Mit der Zulassung des streitgegenständlichen Vorhabens würden bauliche Anlagen in unmittelbarer Nähe zur Straße verwirklicht, die in der maßgeblichen näheren Umgebung bislang ohne Vorbild sind. Das deutliche Überschreiten der durch die Hauptgebäude gezogenen faktischen Baugrenze würde die Zulassung eines in der Umgebung vorbildlosen Vorhabens bedeuten und damit einen Ansatz für nachfolgende vergleichbare Bauwünsche, etwa auf den benachbarten Grundstücken, bieten und deshalb zu städtebaulichen Spannungen führen (vgl. BayVGH, U. v. 11.11.2014, a. a. O.). Aufgrund der zu befürchtenden negativen Vorbildwirkung und den damit einhergehenden städtebaulichen Spannungen kommt auch eine ausnahmsweise Zulässigkeit dieses rahmenüberschreitenden Vorhabens nicht in Betracht.

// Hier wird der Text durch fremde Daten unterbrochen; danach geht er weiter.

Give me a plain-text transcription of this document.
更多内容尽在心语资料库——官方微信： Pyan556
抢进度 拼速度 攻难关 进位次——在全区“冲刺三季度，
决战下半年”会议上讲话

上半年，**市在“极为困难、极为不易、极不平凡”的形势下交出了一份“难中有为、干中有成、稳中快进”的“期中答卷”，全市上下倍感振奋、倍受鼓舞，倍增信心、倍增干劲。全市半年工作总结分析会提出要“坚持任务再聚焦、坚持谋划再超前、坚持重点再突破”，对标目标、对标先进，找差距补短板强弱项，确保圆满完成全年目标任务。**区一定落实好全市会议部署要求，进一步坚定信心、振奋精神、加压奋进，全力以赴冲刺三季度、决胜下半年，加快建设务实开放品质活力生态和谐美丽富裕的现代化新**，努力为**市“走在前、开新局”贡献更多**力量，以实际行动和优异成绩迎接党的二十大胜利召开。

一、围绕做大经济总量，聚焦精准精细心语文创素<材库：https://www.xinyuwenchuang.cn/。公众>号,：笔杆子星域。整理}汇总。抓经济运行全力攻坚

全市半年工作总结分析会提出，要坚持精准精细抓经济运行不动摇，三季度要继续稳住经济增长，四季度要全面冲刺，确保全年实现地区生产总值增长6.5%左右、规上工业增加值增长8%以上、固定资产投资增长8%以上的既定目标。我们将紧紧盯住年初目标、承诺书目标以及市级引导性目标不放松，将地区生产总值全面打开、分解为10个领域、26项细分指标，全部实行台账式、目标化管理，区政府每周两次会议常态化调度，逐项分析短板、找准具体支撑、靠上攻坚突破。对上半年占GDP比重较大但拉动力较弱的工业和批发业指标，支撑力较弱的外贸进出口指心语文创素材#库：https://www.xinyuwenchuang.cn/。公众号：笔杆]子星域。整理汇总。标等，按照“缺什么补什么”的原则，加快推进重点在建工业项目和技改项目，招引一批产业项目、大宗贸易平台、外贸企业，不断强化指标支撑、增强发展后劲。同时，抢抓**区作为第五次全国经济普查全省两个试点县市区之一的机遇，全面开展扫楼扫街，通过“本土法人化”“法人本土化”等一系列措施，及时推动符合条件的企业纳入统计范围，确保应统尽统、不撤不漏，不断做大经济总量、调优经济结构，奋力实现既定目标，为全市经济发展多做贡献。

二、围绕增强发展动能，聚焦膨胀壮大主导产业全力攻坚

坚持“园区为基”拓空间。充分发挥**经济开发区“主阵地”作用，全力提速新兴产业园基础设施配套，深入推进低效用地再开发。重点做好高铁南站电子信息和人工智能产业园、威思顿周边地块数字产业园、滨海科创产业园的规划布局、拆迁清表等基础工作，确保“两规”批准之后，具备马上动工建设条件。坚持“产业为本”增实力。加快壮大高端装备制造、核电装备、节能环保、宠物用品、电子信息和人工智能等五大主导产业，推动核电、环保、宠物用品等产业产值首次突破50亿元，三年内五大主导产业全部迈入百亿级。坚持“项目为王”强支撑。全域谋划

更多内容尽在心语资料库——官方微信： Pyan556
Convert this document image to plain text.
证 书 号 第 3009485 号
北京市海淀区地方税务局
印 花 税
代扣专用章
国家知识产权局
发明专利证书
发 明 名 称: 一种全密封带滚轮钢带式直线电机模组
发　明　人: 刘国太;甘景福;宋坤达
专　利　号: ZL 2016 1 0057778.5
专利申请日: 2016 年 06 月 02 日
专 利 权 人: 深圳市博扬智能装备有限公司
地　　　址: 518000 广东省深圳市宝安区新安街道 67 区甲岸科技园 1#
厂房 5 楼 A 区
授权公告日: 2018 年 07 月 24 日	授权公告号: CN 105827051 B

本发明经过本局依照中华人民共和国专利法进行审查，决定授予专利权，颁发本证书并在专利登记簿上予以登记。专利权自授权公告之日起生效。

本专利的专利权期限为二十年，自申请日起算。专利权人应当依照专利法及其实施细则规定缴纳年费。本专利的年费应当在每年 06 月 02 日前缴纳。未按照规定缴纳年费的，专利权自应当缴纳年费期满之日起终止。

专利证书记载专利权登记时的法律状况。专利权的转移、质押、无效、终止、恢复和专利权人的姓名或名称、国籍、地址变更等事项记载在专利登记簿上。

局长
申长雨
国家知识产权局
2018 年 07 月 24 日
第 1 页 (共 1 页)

Damit erweist sich das streitgegenständliche Vorhaben bereits aus bauplanungsrechtlichen Gründen als nicht genehmigungsfähig. Ob das Vorhaben darüber hinausgehend auch – wie von Seiten des Beklagten angeführt (Art. 68 Abs. 1 Satz 1 2. Halbsatz BayBO) – zu einer Verunstaltung des Orts- und Straßenbildes gemäß Art. 8 Satz 2 BayBO führt, da die Zulassung einer neuartigen gewerblichen Nutzung das ländlich geprägte Straßenbild stören würde (vgl. VGH BW, U. v. 6.4.2011 – 8 S 1213/09 – juris, Rn. 28; U. v. 26.7.2016 – 3 S 1241/15 – juris, Rn. 24) braucht darüber hinaus nicht entschieden zu werden.
Somit war die Klage abzuweisen.
Die Kostenentscheidung beruht auf § 154 Abs. 1 VwGO.
Der Ausspruch über die vorläufige Vollstreckbarkeit und die Abwendungsbefugnis beruht auf § 167 VwGO i. V. m. §§ 708 Nr. 11, 711 ZPO.
Rechtsmittelbelehrung
Gegen dieses Urteil steht den Beteiligten die Berufung zu, wenn sie vom Bayerischen Verwaltungsgerichtshof zugelassen wird. Die Zulassung der Berufung ist innerhalb eines Monats nach Zustellung des vollständigen Urteils beim Bayerischen Verwaltungsgericht Ansbach,
Hausanschrift: Promenade 24-28, 91522 Ansbach, oder
Postfachanschrift: Postfach 616, 91511 Ansbach,
schriftlich zu beantragen.
Der Antrag muss das angefochtene Urteil bezeichnen. Innerhalb von zwei Monaten nach Zustellung des vollständigen Urteils sind die Gründe darzulegen, aus denen die Berufung zuzulassen ist; die Begründung ist, soweit sie nicht bereits mit dem Antrag vorgelegt worden ist, beim Bayerischen Verwaltungsgerichtshof,
Hausanschrift:Ludwigstraße 23, 80539 München;
Postfachanschrift: Postfach 34 01 48, 80098 München, oder in
in Ansbach: Montgelasplatz 1, 91522 Ansbach
einzureichen.
Die Berufung ist nur zuzulassen, wenn
ernstliche Zweifel an der Richtigkeit des Urteils bestehen,
die Rechtssache besondere tatsächliche oder rechtliche Schwierigkeiten aufweist,
die Rechtssache grundsätzliche Bedeutung hat,
das Urteil von einer Entscheidung des Bayerischen Verwaltungsgerichtshofs, des Bundesverwaltungsgerichts, des gemeinsamen Senats der obersten Gerichtshöfe des Bundes oder des Bundesverfassungsgerichts abweicht und auf dieser Abweichung beruht oder
wenn ein der Beurteilung des Berufungsgerichts unterliegender Verfahrensmangel geltend gemacht wird und vorliegt, auf dem die Entscheidung beruhen kann.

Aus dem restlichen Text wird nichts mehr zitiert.